Opportunistic Qualitative Planning in Stochastic Systems with Incomplete Preferences over Reachability Objectives
This work addresses the challenge of decision-making under uncertainty with qualitative preferences, which is incremental as it builds on existing MDP frameworks by incorporating novel preference semantics and improvement notions.
The paper tackles the problem of synthesizing plans that satisfy incomplete preferences over reachability objectives in stochastic systems modeled as Markov Decision Processes (MDPs), by introducing new semantics for preferences over infinite plays and solution concepts (SPI and SASI) that enforce improvements with positive probability or probability one, and demonstrates this approach in a robot motion planning problem.

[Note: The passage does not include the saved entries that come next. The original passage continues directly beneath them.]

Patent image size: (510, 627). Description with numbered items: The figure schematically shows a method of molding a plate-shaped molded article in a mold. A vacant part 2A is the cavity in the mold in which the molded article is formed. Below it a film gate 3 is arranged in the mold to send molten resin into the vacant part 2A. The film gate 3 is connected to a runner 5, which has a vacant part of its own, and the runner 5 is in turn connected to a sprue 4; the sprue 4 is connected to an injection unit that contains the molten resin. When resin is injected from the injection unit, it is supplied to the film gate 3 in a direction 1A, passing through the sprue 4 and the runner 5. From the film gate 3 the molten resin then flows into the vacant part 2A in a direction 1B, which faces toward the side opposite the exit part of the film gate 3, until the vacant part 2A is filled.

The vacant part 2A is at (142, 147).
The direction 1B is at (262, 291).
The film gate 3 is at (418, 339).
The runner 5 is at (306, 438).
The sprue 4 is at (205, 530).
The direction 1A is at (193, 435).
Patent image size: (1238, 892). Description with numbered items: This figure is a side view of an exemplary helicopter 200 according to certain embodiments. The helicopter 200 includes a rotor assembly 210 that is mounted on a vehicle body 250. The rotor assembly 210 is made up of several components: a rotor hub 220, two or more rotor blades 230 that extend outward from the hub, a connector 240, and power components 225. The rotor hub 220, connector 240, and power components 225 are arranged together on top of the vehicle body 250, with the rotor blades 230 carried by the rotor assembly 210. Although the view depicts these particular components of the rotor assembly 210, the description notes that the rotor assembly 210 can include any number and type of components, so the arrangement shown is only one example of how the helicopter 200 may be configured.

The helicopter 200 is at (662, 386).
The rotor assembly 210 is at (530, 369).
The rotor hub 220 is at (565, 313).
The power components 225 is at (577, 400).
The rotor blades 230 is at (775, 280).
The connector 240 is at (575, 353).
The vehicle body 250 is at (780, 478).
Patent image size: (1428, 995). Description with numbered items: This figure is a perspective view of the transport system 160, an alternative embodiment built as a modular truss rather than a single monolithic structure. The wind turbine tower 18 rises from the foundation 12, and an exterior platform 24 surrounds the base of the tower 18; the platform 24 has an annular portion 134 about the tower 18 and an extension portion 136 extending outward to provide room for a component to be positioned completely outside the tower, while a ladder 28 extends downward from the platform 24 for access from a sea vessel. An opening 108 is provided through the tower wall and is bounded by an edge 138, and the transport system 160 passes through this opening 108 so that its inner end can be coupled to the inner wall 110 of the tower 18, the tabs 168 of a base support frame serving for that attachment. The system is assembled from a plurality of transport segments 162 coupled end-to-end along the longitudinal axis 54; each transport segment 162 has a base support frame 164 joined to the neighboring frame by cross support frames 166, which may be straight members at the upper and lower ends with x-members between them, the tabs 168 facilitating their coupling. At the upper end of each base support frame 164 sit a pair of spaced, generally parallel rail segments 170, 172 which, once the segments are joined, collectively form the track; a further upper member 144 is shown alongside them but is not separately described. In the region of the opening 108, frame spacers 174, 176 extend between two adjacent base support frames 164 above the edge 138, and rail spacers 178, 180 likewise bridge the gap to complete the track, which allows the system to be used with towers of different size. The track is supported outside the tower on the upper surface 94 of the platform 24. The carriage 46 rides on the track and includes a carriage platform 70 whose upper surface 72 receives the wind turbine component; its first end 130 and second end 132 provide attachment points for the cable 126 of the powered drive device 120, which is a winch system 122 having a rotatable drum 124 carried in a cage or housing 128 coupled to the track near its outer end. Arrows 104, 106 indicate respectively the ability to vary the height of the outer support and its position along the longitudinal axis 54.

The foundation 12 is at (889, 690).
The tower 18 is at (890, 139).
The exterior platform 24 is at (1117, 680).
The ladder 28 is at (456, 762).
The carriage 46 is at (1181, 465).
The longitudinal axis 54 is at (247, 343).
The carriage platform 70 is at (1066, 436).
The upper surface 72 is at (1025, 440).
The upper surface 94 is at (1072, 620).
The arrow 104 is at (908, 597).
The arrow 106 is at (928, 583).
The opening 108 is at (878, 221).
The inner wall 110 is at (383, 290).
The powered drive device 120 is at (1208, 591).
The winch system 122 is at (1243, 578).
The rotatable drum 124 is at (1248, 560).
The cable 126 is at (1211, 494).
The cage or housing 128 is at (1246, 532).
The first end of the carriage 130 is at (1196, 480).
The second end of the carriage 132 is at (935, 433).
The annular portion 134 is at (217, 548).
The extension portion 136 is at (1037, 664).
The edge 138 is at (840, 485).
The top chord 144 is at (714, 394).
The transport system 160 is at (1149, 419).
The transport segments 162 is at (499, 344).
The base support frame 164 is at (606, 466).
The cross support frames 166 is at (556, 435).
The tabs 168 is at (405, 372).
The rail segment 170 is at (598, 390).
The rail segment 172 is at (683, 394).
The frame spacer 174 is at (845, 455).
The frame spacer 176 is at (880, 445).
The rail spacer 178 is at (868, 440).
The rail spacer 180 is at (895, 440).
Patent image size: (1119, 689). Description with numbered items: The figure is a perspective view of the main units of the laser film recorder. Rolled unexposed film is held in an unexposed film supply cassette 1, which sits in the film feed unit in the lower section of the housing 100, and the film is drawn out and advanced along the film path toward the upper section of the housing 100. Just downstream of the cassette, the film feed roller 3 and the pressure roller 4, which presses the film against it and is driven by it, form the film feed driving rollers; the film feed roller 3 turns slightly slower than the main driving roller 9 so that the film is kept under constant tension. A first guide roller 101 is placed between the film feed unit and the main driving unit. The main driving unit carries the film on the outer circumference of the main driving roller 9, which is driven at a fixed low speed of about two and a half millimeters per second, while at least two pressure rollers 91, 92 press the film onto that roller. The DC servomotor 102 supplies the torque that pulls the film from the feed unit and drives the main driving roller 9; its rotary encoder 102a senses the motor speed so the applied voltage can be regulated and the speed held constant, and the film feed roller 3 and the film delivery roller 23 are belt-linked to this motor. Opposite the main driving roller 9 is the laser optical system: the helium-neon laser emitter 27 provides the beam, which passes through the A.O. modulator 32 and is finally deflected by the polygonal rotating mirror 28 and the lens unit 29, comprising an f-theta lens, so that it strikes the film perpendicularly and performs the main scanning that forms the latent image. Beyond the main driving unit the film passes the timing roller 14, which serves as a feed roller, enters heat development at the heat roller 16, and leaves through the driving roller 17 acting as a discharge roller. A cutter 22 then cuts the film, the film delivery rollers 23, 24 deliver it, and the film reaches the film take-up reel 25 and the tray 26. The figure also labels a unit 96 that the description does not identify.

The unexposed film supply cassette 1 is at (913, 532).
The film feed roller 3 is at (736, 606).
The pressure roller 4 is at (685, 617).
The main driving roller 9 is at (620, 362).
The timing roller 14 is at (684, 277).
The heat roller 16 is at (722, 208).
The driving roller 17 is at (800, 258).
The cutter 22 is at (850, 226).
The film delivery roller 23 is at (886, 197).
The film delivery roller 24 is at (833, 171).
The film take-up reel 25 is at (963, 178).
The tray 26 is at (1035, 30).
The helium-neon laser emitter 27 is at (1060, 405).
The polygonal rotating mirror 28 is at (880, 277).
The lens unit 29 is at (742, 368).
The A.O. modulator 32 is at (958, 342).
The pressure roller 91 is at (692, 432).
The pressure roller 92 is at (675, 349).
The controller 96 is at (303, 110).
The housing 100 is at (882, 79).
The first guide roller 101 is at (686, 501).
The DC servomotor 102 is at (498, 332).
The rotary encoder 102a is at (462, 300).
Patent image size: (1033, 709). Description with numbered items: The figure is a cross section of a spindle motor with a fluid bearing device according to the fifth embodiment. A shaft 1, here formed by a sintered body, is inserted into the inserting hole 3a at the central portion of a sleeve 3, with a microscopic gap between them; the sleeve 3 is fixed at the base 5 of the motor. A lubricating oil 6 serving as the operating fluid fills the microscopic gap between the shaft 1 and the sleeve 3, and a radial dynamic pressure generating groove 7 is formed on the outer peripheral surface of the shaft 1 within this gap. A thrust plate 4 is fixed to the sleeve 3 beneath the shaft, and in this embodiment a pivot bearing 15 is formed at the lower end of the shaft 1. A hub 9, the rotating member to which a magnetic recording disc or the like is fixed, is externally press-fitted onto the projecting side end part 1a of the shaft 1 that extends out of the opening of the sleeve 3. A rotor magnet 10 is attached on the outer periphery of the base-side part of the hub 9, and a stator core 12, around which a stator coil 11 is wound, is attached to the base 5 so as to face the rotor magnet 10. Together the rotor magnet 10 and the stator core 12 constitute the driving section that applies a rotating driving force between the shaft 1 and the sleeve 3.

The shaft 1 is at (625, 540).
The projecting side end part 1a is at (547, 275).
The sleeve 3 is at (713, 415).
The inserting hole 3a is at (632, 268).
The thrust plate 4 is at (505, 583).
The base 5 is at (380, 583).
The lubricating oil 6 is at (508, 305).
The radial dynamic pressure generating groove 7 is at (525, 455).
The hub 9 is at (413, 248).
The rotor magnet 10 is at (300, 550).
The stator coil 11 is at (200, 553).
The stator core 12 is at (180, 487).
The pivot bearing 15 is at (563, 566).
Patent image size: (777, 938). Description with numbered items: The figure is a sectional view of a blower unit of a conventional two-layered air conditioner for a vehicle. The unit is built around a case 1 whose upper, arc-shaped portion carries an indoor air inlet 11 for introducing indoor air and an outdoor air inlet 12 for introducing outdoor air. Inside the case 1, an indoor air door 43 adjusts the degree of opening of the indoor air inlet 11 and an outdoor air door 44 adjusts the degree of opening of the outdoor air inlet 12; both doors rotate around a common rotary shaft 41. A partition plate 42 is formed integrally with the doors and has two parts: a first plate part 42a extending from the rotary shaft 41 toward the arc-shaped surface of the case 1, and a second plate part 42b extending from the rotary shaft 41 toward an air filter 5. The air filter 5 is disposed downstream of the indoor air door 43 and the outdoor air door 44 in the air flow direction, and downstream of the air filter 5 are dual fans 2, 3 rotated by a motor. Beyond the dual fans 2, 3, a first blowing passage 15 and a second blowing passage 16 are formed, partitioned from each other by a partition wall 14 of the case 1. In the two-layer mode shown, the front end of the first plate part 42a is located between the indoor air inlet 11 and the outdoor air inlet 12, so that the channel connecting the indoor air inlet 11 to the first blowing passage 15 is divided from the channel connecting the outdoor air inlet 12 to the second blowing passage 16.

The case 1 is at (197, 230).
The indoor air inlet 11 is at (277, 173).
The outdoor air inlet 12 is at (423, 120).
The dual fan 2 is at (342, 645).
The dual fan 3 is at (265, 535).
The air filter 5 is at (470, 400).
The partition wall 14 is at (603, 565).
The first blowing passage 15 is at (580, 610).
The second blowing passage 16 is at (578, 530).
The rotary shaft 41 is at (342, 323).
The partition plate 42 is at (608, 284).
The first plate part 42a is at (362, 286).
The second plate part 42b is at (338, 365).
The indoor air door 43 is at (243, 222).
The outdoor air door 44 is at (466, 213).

Preferences play a key role in determining what goals/constraints to satisfy when not all constraints can be satisfied simultaneously. In this paper, we study how to synthesize preference satisfying plans in stochastic systems, modeled as an MDP, given a (possibly incomplete) combinative preference model over temporally extended goals. We start by introducing new semantics to interpret preferences over infinite plays of the stochastic system. Then, we introduce a new notion of improvement to enable comparison between two prefixes of an infinite play. Based on this, we define two solution concepts called safe and positively improving (SPI) and safe and almost-surely improving (SASI) that enforce improvements with a positive probability and with probability one, respectively. We construct a model called an improvement MDP, in which the synthesis of SPI and SASI strategies that guarantee at least one improvement reduces to computing positive and almost-sure winning strategies in an MDP. We present an algorithm to synthesize the SPI and SASI strategies that induce multiple sequential improvements. We demonstrate the proposed approach using a robot motion planning problem.